On August 31, 2020, the day my son would have started Kindergarten, I took a photo of his urn next to a backpack – filled with school supplies for another kindergartener, and chosen by our rainbow. As my feed filled with images of friends’ children on their first day of school, I shared the photo I had taken, along with the following caption: “I know this isn’t your typical, happy first day of school photo.  But for us, this is reality – in a world where babies don’t die, the little boy in the blue urn would have started Kindergarten today. The backpack will be donated to his school for another child, and we’ll be buying classroom supplies for one of the K classrooms.”

Truthfully, I anticipated some backlash for sharing an obviously untraditional first-day photo. I thought that someone would comment – whether on the photo itself or privately – negatively. What actually happened blew my mind, in the best of ways.

There was an immediate outpouring of support, both from people who have lost children themselves and those who have not.

  • You’re amazing. This made me cry. I’m so proud to know you.
  • I have chills… and now tears. What a great way to honor his memory.
  • Connor would be starting the 9th Matthew would be starting fourth grade. Hugs momma. Hugs.
  • Oh, mama. Your Will and my Langston. Thank you for posting; our boys will never be forgotten.

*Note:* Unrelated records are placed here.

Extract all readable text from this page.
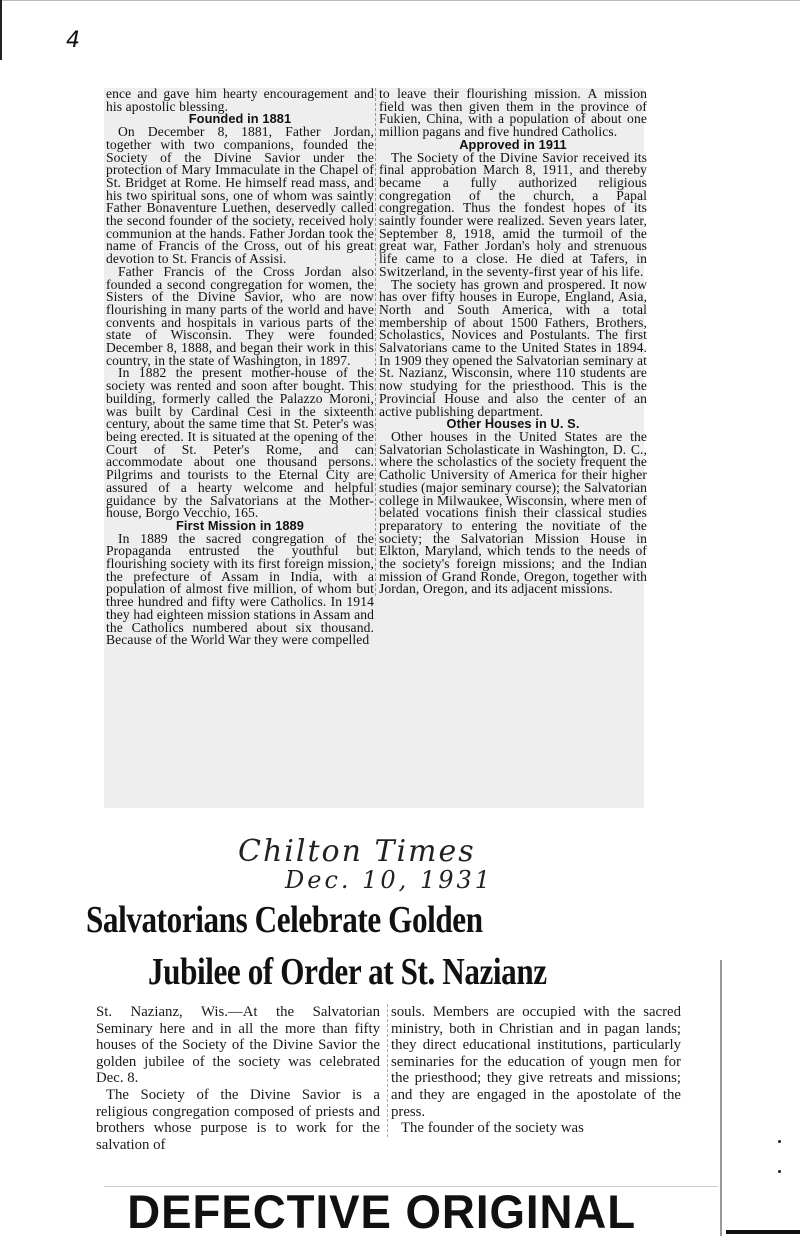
4

ence and gave him hearty encouragement and his apostolic blessing.

Founded in 1881

On December 8, 1881, Father Jordan, together with two companions, founded the Society of the Divine Savior under the protection of Mary Immaculate in the Chapel of St. Bridget at Rome. He himself read mass, and his two spiritual sons, one of whom was saintly Father Bonaventure Luethen, deservedly called the second founder of the society, received holy communion at the hands. Father Jordan took the name of Francis of the Cross, out of his great devotion to St. Francis of Assisi.

Father Francis of the Cross Jordan also founded a second congregation for women, the Sisters of the Divine Savior, who are now flourishing in many parts of the world and have convents and hospitals in various parts of the state of Wisconsin. They were founded December 8, 1888, and began their work in this country, in the state of Washington, in 1897.

In 1882 the present mother-house of the society was rented and soon after bought. This building, formerly called the Palazzo Moroni, was built by Cardinal Cesi in the sixteenth century, about the same time that St. Peter's was being erected. It is situated at the opening of the Court of St. Peter's Rome, and can accommodate about one thousand persons. Pilgrims and tourists to the Eternal City are assured of a hearty welcome and helpful guidance by the Salvatorians at the Mother-house, Borgo Vecchio, 165.

First Mission in 1889

In 1889 the sacred congregation of the Propaganda entrusted the youthful but flourishing society with its first foreign mission, the prefecture of Assam in India, with a population of almost five million, of whom but three hundred and fifty were Catholics. In 1914 they had eighteen mission stations in Assam and the Catholics numbered about six thousand. Because of the World War they were compelled

to leave their flourishing mission. A mission field was then given them in the province of Fukien, China, with a population of about one million pagans and five hundred Catholics.

Approved in 1911

The Society of the Divine Savior received its final approbation March 8, 1911, and thereby became a fully authorized religious congregation of the church, a Papal congregation. Thus the fondest hopes of its saintly founder were realized. Seven years later, September 8, 1918, amid the turmoil of the great war, Father Jordan's holy and strenuous life came to a close. He died at Tafers, in Switzerland, in the seventy-first year of his life.

The society has grown and prospered. It now has over fifty houses in Europe, England, Asia, North and South America, with a total membership of about 1500 Fathers, Brothers, Scholastics, Novices and Postulants. The first Salvatorians came to the United States in 1894. In 1909 they opened the Salvatorian seminary at St. Nazianz, Wisconsin, where 110 students are now studying for the priesthood. This is the Provincial House and also the center of an active publishing department.

Other Houses in U. S.

Other houses in the United States are the Salvatorian Scholasticate in Washington, D. C., where the scholastics of the society frequent the Catholic University of America for their higher studies (major seminary course); the Salvatorian college in Milwaukee, Wisconsin, where men of belated vocations finish their classical studies preparatory to entering the novitiate of the society; the Salvatorian Mission House in Elkton, Maryland, which tends to the needs of the society's foreign missions; and the Indian mission of Grand Ronde, Oregon, together with Jordan, Oregon, and its adjacent missions.

Chilton Times
Dec. 10, 1931
Salvatorians Celebrate Golden
Jubilee of Order at St. Nazianz

St. Nazianz, Wis.—At the Salvatorian Seminary here and in all the more than fifty houses of the Society of the Divine Savior the golden jubilee of the society was celebrated Dec. 8.

The Society of the Divine Savior is a religious congregation composed of priests and brothers whose purpose is to work for the salvation of

souls. Members are occupied with the sacred ministry, both in Christian and in pagan lands; they direct educational institutions, particularly seminaries for the education of yougn men for the priesthood; they give retreats and missions; and they are engaged in the apostolate of the press.

The founder of the society was

DEFECTIVE ORIGINAL
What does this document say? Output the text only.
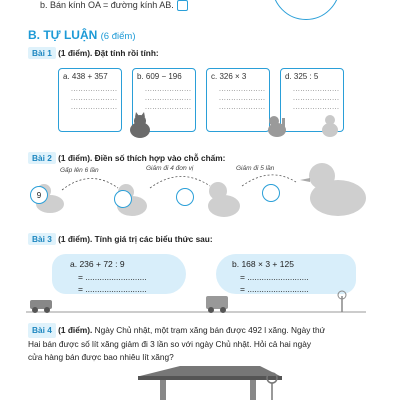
b. Bán kính OA = đường kính AB.
B. TỰ LUẬN (6 điểm)
Bài 1 (1 điểm). Đặt tính rồi tính:
a. 438 + 357
...................
...................
...................
b. 609 − 196
...................
...................
...................
c. 326 × 3
...................
...................
...................
d. 325 : 5
...................
...................
...................
Bài 2 (1 điểm). Điền số thích hợp vào chỗ chấm:
Gấp lên 6 lần	Giảm đi 4 đơn vị	Giảm đi 5 lần
9
Bài 3 (1 điểm). Tính giá trị các biểu thức sau:
a. 236 + 72 : 9
= ..........................
= ..........................
b. 168 × 3 + 125
= ..........................
= ..........................
Bài 4 (1 điểm). Ngày Chủ nhật, một trạm xăng bán được 492 l xăng. Ngày thứ
Hai bán được số lít xăng giảm đi 3 lần so với ngày Chủ nhật. Hỏi cả hai ngày
cửa hàng bán được bao nhiêu lít xăng?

The comments kept coming, and not a single one was even remotely negative.

A couple of hours after sharing the photo to my own wall, I decided to share it to a Facebook page I follow for mothers who have lost children. I knew I wasn’t the only one whose heart arched as first day photos filled my feed, and I wanted the women in the group to know that they were not alone. One of the things I have learned in my grief journey is that there is comfort the knowledge of shared experiences. Within hours, there were dozens of comments and hundreds of reactions.

Other members of the group began sharing stories of their children, or expressing gratitude for a first-day photo that represented them.

So here it is: My late son’s first day of school photo. Unconventional? Yes. But it represents my reality, and honors the life of a little boy who may not have had the chance to go to school, but has touched countless lives nonetheless.